We describe multi-quark clusters in quark matter within a Beth-Uhlenbeck approach in a background gluon field coupled to the underlying chiral quark dynamics using the Polyakov gauge. An effective potential for the traced Polyakov loop is used to establish the property of color SU(3) center symmetry as an aspect of confinement.
A higher multi-quark cluster of size $a$ is described as a binary composite of smaller subclusters a1 and a2 (where a1+a2=a) with a bound state and a scattering state spectrum. For the corresponding cluster-cluster phase shifts we use simple ansätze that capture the Mott dissociation of clusters as a function of temperature and chemical potential. We compare the simple "step-up-step-down" model that ignores continuum correlations with an improved model that includes them in a generic form.
In order to explain the model, we restrict ourselves here to the cases where the largest cluster contains six quarks.
One striking result is the suppression of the abundance of colored multi-quark clusters at low temperatures by the coupling to the Polyakov loop.
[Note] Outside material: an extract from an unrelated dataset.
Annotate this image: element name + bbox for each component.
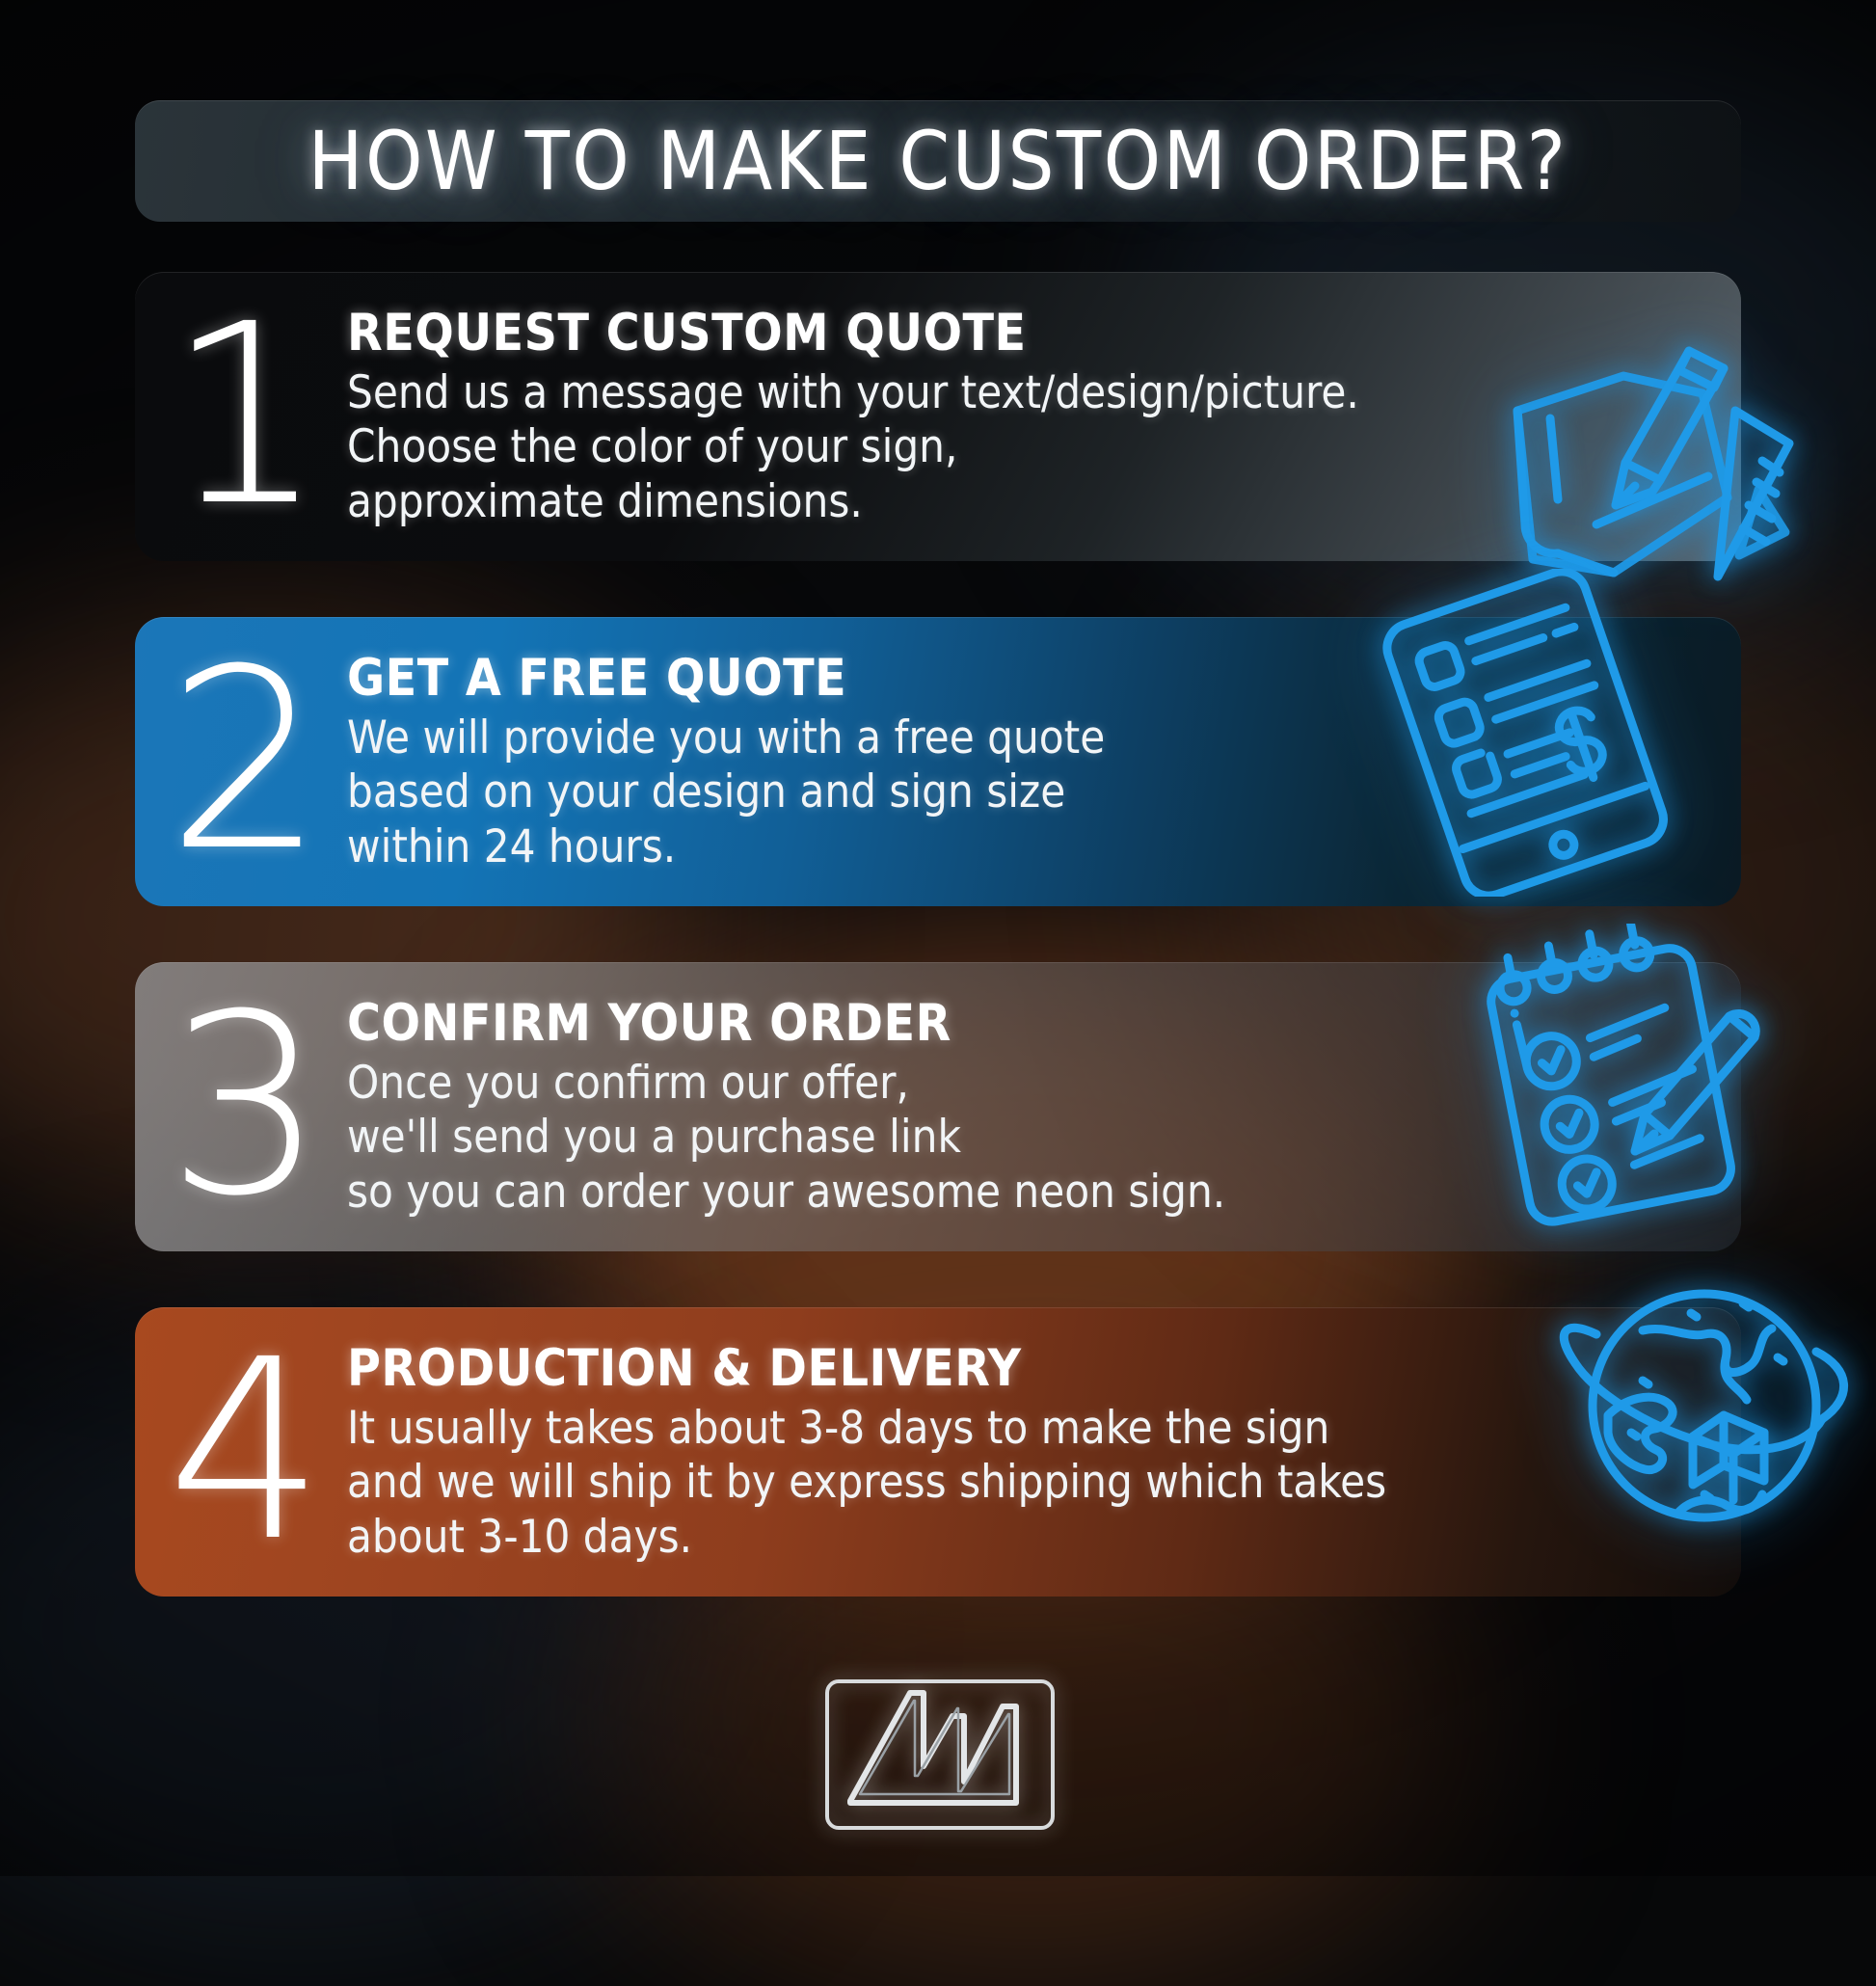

This is understood in close analogy to the suppression of free quark abundances by the same mechanism. We derive here the corresponding Polyakov-generalized distribution functions of b -quark clusters. Another new result is the effective suppression of free quarks by a large (> 600 MeV) constituent quark mass generated by dynamical breaking of the approximate chiral symmetry in the quark sector and its sudden restoration at the Mott temperature, where all hadronic bound states become dissociated into the multi-quark continuum.
Within our approach we calculate thermodynamic properties such as baryon density and entropy. A comparison with lattice calculations shows that our model is able to give a unified, systematic approach to describe properties of the quark-gluon-hadron system.